CLEVELAND (AP) — A supplier for Ohio's embattled Internet cafe industry apparently targeted state lawmakers with campaign contributions before a key vote, according to a published report Saturday.
The contributions were detailed by The (Cleveland) Plain Dealer (bit.ly/ZFzvfA) based on information from Cuyahoga County Prosecutor Timothy McGinty.
The targets of the lobbying campaign included four House members, three of whom joined a minority voting against a bill that would effectively eliminate Ohio's 800 Internet cafes.
Lawmakers reached by the paper said they were not certain why they were singled out. Most said they did not know without checking whether they had received contributions.
"I've made it clear to everyone, including my colleagues, that these things are illegal and should be shut down," said Sen. Shannon Jones, a Republican from Springboro in southwest Ohio. "I hope for the opportunity to do just that in the Senate."
Twenty other targeted lawmakers are in the Republican-controlled Senate.
The Ohio House approved a bill late last year intended to regulate the cafes. It failed to gain traction in the Senate, but the House passed a new proposal in March that is pending in a Senate committee.

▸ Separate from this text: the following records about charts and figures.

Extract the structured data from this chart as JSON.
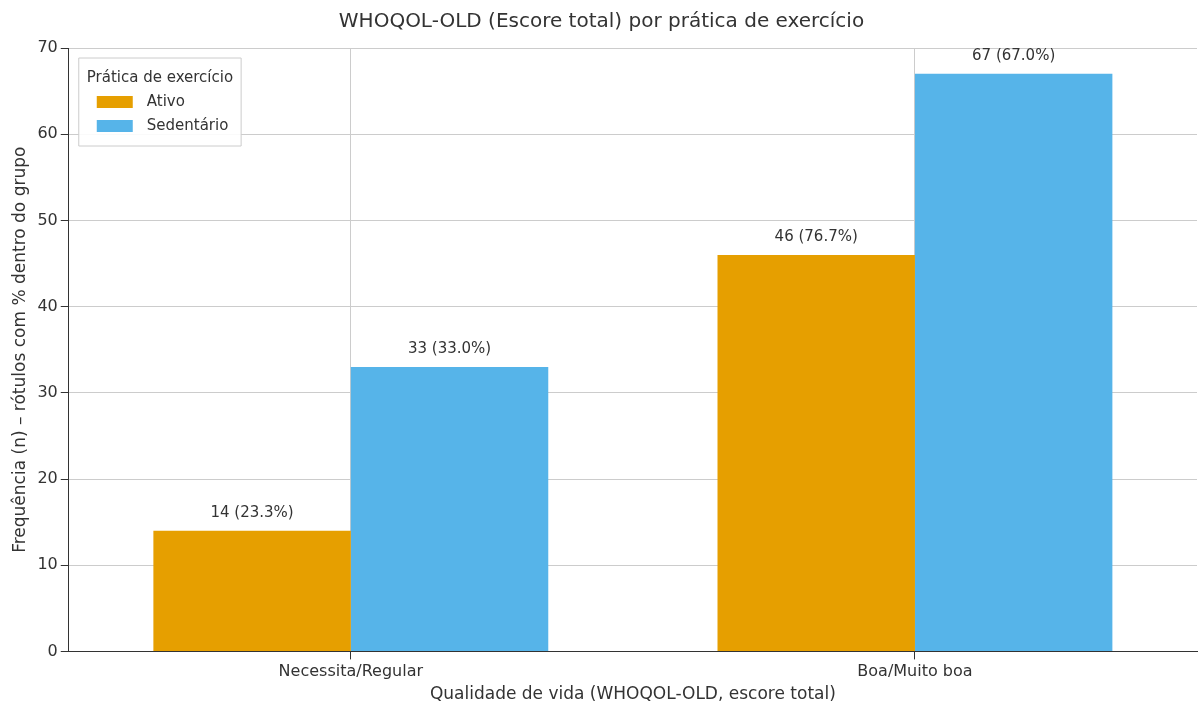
{
  "chart_data": {
    "type": "bar",
    "title": "WHOQOL-OLD (Escore total) por prática de exercício",
    "xlabel": "Qualidade de vida (WHOQOL-OLD, escore total)",
    "ylabel": "Frequência (n) – rótulos com % dentro do grupo",
    "legend_title": "Prática de exercício",
    "categories": [
      "Necessita/Regular",
      "Boa/Muito boa"
    ],
    "series": [
      {
        "name": "Ativo",
        "color": "#e69f00",
        "values": [
          14,
          46
        ],
        "value_labels": [
          "14 (23.3%)",
          "46 (76.7%)"
        ]
      },
      {
        "name": "Sedentário",
        "color": "#56b4e9",
        "values": [
          33,
          67
        ],
        "value_labels": [
          "33 (33.0%)",
          "67 (67.0%)"
        ]
      }
    ],
    "ylim": [
      0,
      70
    ],
    "yticks": [
      0,
      10,
      20,
      30,
      40,
      50,
      60,
      70
    ],
    "grid": true,
    "legend": "top left"
  }
}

Ohio Attorney General Mike DeWine calls the cafes illegal gambling operations and wants they shut down.
The industry calls them legal. Patrons buy cards for phone and Internet time with chances to play computer games that operate like slot machines with cash prizes.
There was no comment from the vendor, VS2 Worldwide Communications of Farmingdale, N.J., in response to an email query Saturday. The office phone went unanswered repeatedly.
On Thursday, a grand jury in Cleveland indicted 11 people and eight companies, including VS2 and the man who controls the firm, following raids at six storefront Internet cafes in Cleveland and its suburbs. Charges include money laundering, racketeering and possession of criminal tools.
McGinty alleges VS2 is the leader of a multistate Internet gambling syndicate.
According to the report, a March 5 email instructed a company representative to have Ohio cafe owners write $1,000 checks to the Senate Republican campaign committee and $250 checks to the campaigns of the House and Senate members.
Whether the checks were delivered remains unclear because lawmakers have until July to report their latest contributions, the newspaper said.
McGinty said the email account is controlled by the operator of VS2 Worldwide Communications.